Foundational Architecture for Industry 4.0
Many industrial and manufacturing enterprises have started Industry 4.0 (I4.0) initiatives to increase agility, improve operational performance and increase revenue from the raft of new digital products and services now available. These initiatives have brought some success but the transition to the Industry 4.0 vision of smart, digitally connected and autonomous production lines, factories and supply-chains is still at the initial stages.
It is very important for these enterprises to keep progressing on their journey as it will be difficult to catch up with the entrenched digital manufacturing leaders at later stages. To enable progression towards I4.0 they must build foundational enterprise application, data and computing architectures which can evolve with the new vision of the digital enterprise. Some of the key elements/initiatives for establishing foundational architecture are described here.
- Manufacturing Execution/ Operations system - There is a view that the MES systems need time-consuming implementations, benefits are hard to quantify, are inflexible and not needed in the IIoT world. The reality is that MES systems or some flavor (in form of IIoT apps for specific functionality) are needed as a foundation for high operational performance, product traceability, real-time visibility into shop-floor operations and the contextualization of shop-floor data being collected for analysis for further operational improvements. The enterprises should select a MES system which is suited to their industry and manufacturing process type, is modular, delivers substantial out of the box functionality with basic configuration, is extendable, can scale across the enterprise beyond individual factories and has a product roadmap to continuously benefit from IIoT developments. The MES should be interfaced with ERP systems based on the ISA-95 standards and with PLC/DCS on shop-floor using OPC-UA.
- Product Engineering and Innovation - Customers today expect smart connected products, customized to their current needs at acceptable costs, which are also capable of improving with their evolving requirements. The traditional PLM systems used by companies now need to mature as platforms for product innovation. They need to include additional capabilities such as model-based systems engineering and integration of model-based simulations with the actual IIoT data from deployed products/ plant assets. This is required for building digital twin capability and better integration with shop-floor and supply chains for capturing product information across the digital thread. The manufacturing enterprises need to select/update their PLM /PDM systems in line with these trends.
- Data and Application integration – A coarse-grained business integration layer can be implemented which can serve the needs of any apps or API/services provided by the enterprise. The applications should be enabled to support REST/SOA services based interfaces. Additionally, event driven messaging architecture using publish/subscribe mechanisms should be implemented for business process workflows. A canonical data model for common business objects (could be based on industry specific reference model) should be used within the enterprise and partners/suppliers so that data translation is minimized.

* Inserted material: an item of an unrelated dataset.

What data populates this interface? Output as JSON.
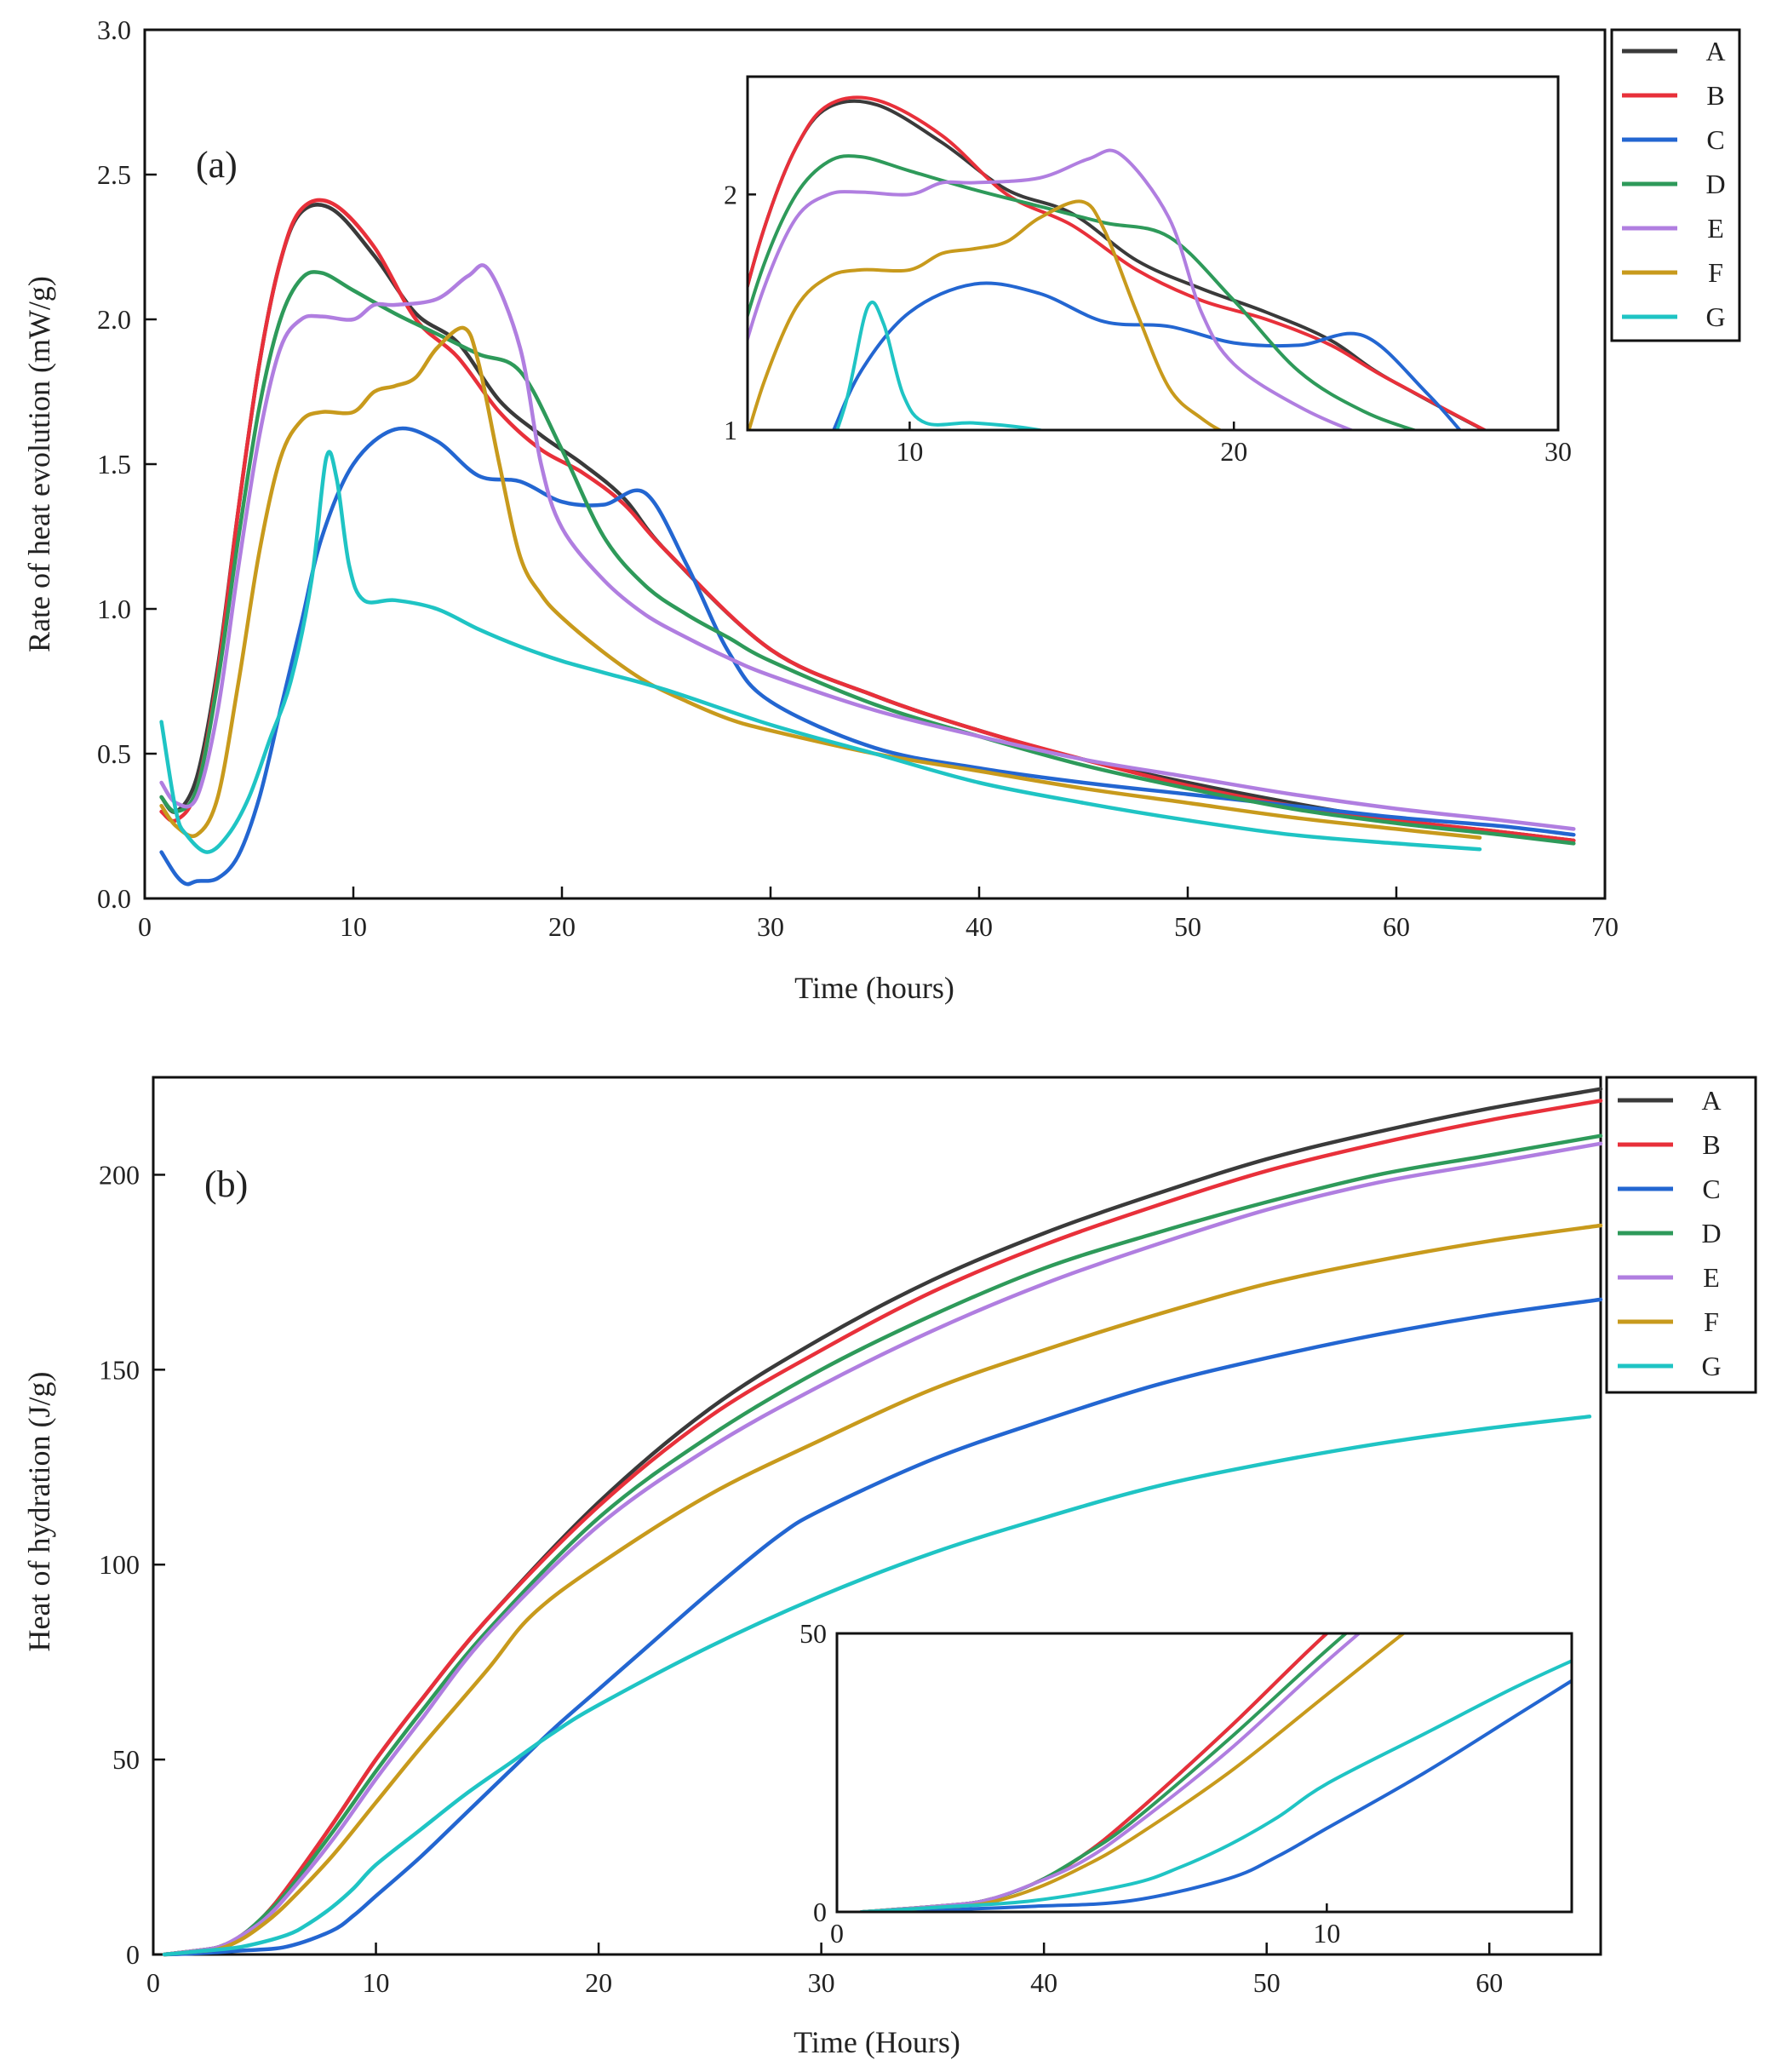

- Distributed Analytics and Decision-making infrastructure- Most of the manufacturing enterprises will have historical databases and data warehouses for analysis of shop-floor and Enterprise IT data. This established analytics infrastructure should then be combined with new data sources (e.g. - IIoT, social media, weather) using data lakes on Cloud infrastructure for big data analytics and machine learning, to achieve enterprise wide process improvements. This will be in addition to the real-time monitoring and control needed at plant devices/ equipment (Edge) and at PLC/SCADA systems which can also serve as IoT Gateways for sending shop-floor data to Cloud based big-data analytics infrastructures. The insights from analytics infrastructure for recommended process adjustments can then be fed back using the process workflow/ API mechanisms for achieving the desired outcomes.